Tunneling under Israel

Tunneling under Israel

Tunnels. The very word connotes ancient secrets, mystic rites and modern adventure. Israel is blessed with tunnels both natural (the country gets whole pages on spelunking websites) and man made: The “Rabbinical” tunnels alongside and beneath the Temple Mount get lots of attention. Their excavation launched Arab riots as well as a new locus for tourism. (Jerusalem’s coolest tunnel is Hezekiah’s ancient passage to the Gihon Spring, seen at right.)

For Israel’s security forces, it’s the tunnels under Gaza’s border with Egypt that, understandably, generate the most interest. Egypt’s government claims, unconvincingly, that it’s trying to keep the tunnels closed, while evidence at the other end (filmed by France24’s English newscast) shows Gazans’ using the tunnels routinely to smuggle in market goods and even electricity generation.
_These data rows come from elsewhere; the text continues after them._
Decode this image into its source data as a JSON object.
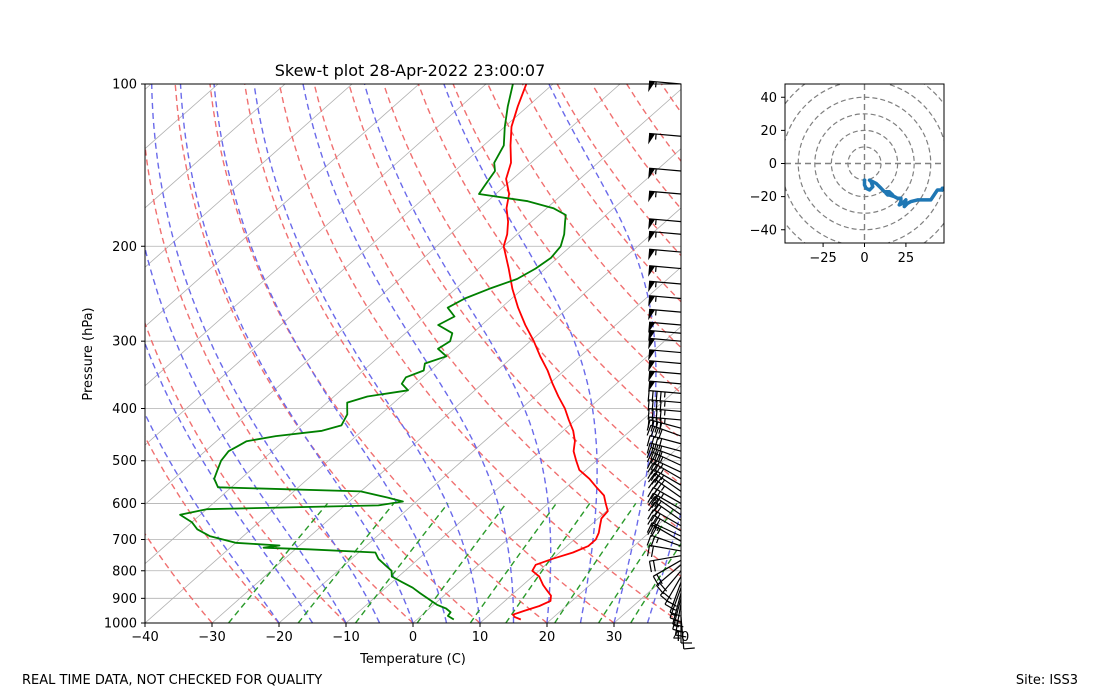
{
  "chart_data": [
    {
      "type": "line",
      "subtype": "skew-t",
      "title": "Skew-t plot 28-Apr-2022 23:00:07",
      "xlabel": "Temperature (C)",
      "ylabel": "Pressure (hPa)",
      "xlim": [
        -40,
        40
      ],
      "ylim": [
        1000,
        100
      ],
      "y_scale": "log",
      "x_ticks": [
        -40,
        -30,
        -20,
        -10,
        0,
        10,
        20,
        30,
        40
      ],
      "y_ticks": [
        100,
        200,
        300,
        400,
        500,
        600,
        700,
        800,
        900,
        1000
      ],
      "series": [
        {
          "role": "temperature",
          "color": "#ff0000",
          "pressure": [
            985,
            975,
            965,
            950,
            930,
            910,
            890,
            870,
            850,
            820,
            800,
            780,
            760,
            740,
            720,
            700,
            680,
            660,
            640,
            620,
            600,
            580,
            560,
            540,
            520,
            500,
            480,
            460,
            440,
            420,
            400,
            380,
            360,
            340,
            320,
            300,
            280,
            260,
            240,
            220,
            200,
            190,
            180,
            170,
            160,
            150,
            140,
            130,
            120,
            110,
            100
          ],
          "temperature": [
            15.5,
            14.2,
            13.5,
            14.5,
            16.0,
            16.8,
            16.0,
            14.5,
            13.0,
            11.0,
            9.0,
            8.5,
            10.0,
            12.0,
            13.2,
            13.2,
            12.5,
            11.5,
            10.5,
            10.2,
            8.6,
            7.0,
            4.5,
            2.0,
            -1.0,
            -3.0,
            -5.0,
            -6.5,
            -8.5,
            -11.0,
            -13.5,
            -16.5,
            -19.5,
            -22.5,
            -26.0,
            -29.5,
            -33.5,
            -37.5,
            -41.5,
            -45.5,
            -50.0,
            -51.5,
            -53.5,
            -56.0,
            -58.0,
            -61.0,
            -63.0,
            -66.0,
            -69.0,
            -71.5,
            -74.0
          ]
        },
        {
          "role": "dewpoint",
          "color": "#008000",
          "pressure": [
            985,
            970,
            955,
            940,
            925,
            900,
            880,
            860,
            840,
            820,
            800,
            780,
            760,
            740,
            730,
            725,
            718,
            710,
            690,
            670,
            650,
            630,
            615,
            605,
            595,
            585,
            570,
            560,
            540,
            520,
            500,
            480,
            470,
            460,
            450,
            440,
            430,
            420,
            410,
            400,
            390,
            380,
            370,
            360,
            350,
            340,
            330,
            320,
            310,
            300,
            290,
            280,
            270,
            260,
            250,
            240,
            230,
            220,
            210,
            200,
            190,
            180,
            175,
            170,
            165,
            160,
            155,
            150,
            145,
            140,
            130,
            120,
            110,
            100
          ],
          "temperature": [
            5.5,
            4.0,
            3.8,
            2.5,
            0.5,
            -2.0,
            -4.0,
            -6.0,
            -8.5,
            -11.0,
            -12.0,
            -14.0,
            -16.0,
            -17.5,
            -28.0,
            -35.0,
            -33.0,
            -40.0,
            -45.0,
            -48.0,
            -50.0,
            -53.0,
            -50.0,
            -25.0,
            -22.0,
            -25.0,
            -30.0,
            -52.0,
            -54.0,
            -55.0,
            -56.0,
            -56.5,
            -56.0,
            -55.5,
            -52.0,
            -46.0,
            -44.0,
            -44.5,
            -45.0,
            -46.0,
            -47.0,
            -45.0,
            -40.0,
            -42.0,
            -42.5,
            -41.0,
            -42.0,
            -40.0,
            -42.5,
            -42.0,
            -43.0,
            -46.5,
            -45.5,
            -48.0,
            -47.0,
            -45.0,
            -42.5,
            -41.5,
            -41.0,
            -41.5,
            -43.0,
            -45.0,
            -46.0,
            -49.0,
            -54.0,
            -62.5,
            -63.0,
            -63.5,
            -64.0,
            -65.5,
            -67.0,
            -70.0,
            -73.0,
            -76.0
          ]
        }
      ],
      "wind_barbs_pressure": [
        100,
        125,
        145,
        160,
        180,
        190,
        205,
        220,
        235,
        250,
        265,
        280,
        290,
        300,
        315,
        330,
        345,
        360,
        375,
        390,
        405,
        420,
        435,
        450,
        465,
        480,
        495,
        510,
        525,
        540,
        555,
        570,
        585,
        600,
        615,
        630,
        645,
        660,
        675,
        690,
        705,
        720,
        735,
        750,
        765,
        780,
        800,
        820,
        840,
        860,
        880,
        900,
        920,
        950,
        975
      ],
      "wind_barbs_direction_deg": [
        275,
        275,
        275,
        275,
        275,
        275,
        275,
        275,
        275,
        275,
        275,
        275,
        275,
        275,
        275,
        275,
        275,
        275,
        275,
        275,
        275,
        275,
        285,
        290,
        285,
        285,
        290,
        295,
        295,
        300,
        300,
        305,
        305,
        300,
        300,
        305,
        305,
        300,
        300,
        295,
        300,
        290,
        280,
        260,
        240,
        230,
        220,
        210,
        200,
        200,
        195,
        195,
        190,
        180,
        175
      ],
      "wind_barbs_speed_kt": [
        55,
        55,
        55,
        55,
        55,
        55,
        55,
        55,
        55,
        55,
        55,
        50,
        50,
        50,
        50,
        50,
        50,
        50,
        45,
        45,
        45,
        45,
        40,
        40,
        40,
        40,
        40,
        35,
        35,
        35,
        35,
        35,
        35,
        35,
        30,
        30,
        30,
        30,
        30,
        25,
        25,
        25,
        20,
        20,
        20,
        20,
        20,
        20,
        15,
        15,
        15,
        15,
        15,
        10,
        10
      ],
      "guides": {
        "isotherms": "gray solid, skewed",
        "dry_adiabats": "red dashed",
        "moist_adiabats": "blue dashed",
        "mixing_ratio_lines": "green dashed"
      }
    },
    {
      "type": "line",
      "subtype": "hodograph",
      "xlim": [
        -48,
        48
      ],
      "ylim": [
        -48,
        48
      ],
      "x_ticks": [
        -25,
        0,
        25
      ],
      "y_ticks": [
        -40,
        -20,
        0,
        20,
        40
      ],
      "range_rings": [
        10,
        20,
        30,
        40,
        50,
        60
      ],
      "color": "#1f77b4",
      "u": [
        0,
        0,
        1,
        3,
        5,
        4,
        3,
        7,
        10,
        12,
        15,
        17,
        14,
        13,
        15,
        18,
        20,
        22,
        22,
        21,
        23,
        25,
        24,
        26,
        28,
        32,
        36,
        40,
        44,
        47,
        47,
        48
      ],
      "v": [
        -10,
        -13,
        -15,
        -16,
        -14,
        -11,
        -10,
        -12,
        -15,
        -17,
        -17,
        -19,
        -19,
        -18,
        -19,
        -20,
        -21,
        -21,
        -23,
        -25,
        -24,
        -22,
        -26,
        -24,
        -23,
        -22,
        -22,
        -22,
        -16,
        -16,
        -15,
        -15
      ]
    }
  ],
  "footer": {
    "left": "REAL TIME DATA, NOT CHECKED FOR QUALITY",
    "right": "Site: ISS3"
  }
}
Hamas undoubtedly also uses them for less homey shipments, like weaponry.

Israel’s been unable to police the tunnels since its pullout from Gaza, so the Shin Bet security agency gets its intelligence from Palestinian informants in Rafah, the border town. Unfortunately, according to an article in Haaretz, Shin Bet is willing to abuse its role at Gaza’s border with Israel to coerce possibly innocent Gazans into enlisting as spies.